Hace cuatro meses que la batalla al-Hodeida sobre en el Mar Rojo, el puerto yemení más importante del país, está por resolverse aunque el fin de la batalla todavía está muy lejano. El objetivo de terminar con la guerra es fundamental para la estrategia saudita, para evitar seguir acumulando reproches, solo reproches, de occidente, por esa razón arrebatar el puerto a los Houthis, por su líder Abdulmalek al-Houthi, no solo cortaría la asistencia humanitaria al pueblo yemení, sino que también cómo se sospecha en occidente, se cerraría la principal vía de abastecimiento de armamento y otros insumos militares para los houthis, la alianza compuesta por la comunidad chií del país y vastos sectores de los sunitas pobres, que sostienen la guerra, declarada en marzo de 2015, por los Sauditas, junto a un número importante de naciones sunitas, que en la realidad solo operan con Riad, Kuwait y los Emiratos Árabes Unidos (EAU), asistidos por los Estados Unidos, Israel, Francia y Reino Unido.
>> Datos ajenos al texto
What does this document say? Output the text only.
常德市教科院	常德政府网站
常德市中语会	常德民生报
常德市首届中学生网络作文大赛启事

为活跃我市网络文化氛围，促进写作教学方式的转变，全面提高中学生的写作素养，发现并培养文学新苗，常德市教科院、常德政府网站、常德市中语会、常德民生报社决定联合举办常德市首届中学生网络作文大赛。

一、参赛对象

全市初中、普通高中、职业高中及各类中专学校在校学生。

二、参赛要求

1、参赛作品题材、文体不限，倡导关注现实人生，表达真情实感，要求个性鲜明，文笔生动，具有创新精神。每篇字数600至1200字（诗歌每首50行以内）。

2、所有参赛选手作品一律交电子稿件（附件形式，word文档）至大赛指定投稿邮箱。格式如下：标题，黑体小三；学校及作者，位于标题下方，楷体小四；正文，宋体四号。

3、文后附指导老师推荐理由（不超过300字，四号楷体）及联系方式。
Las negociaciones de paz fracasaron antes de su inicio pautado para el mediados de septiembre, los que provocó un incremento de las acciones bélicas en todas las áreas y particularmente en la batalla por el puerto de al-Hodeida, la principal entrada de la ayuda humanitaria para Yemen junto al puerto de Saleef, al norte de al-Hodeida.
Sitiado desde junio pasado, cuando la operación Golden Victory, lanzada por la Coalición, a principio de ese mismo mes y que de caer en mano de los invasores, podría acelerar el fin de la guerra a favor de los sauditas que desde marzo de 2015 ha producido miles de muertos, millones de desplazados y la infraestructura del país prácticamente demolida. (Ver: Yemen: al-Hodeidah, la batalla decisiva.), en una de las guerras asimétricas más pavorosa que se recuerde.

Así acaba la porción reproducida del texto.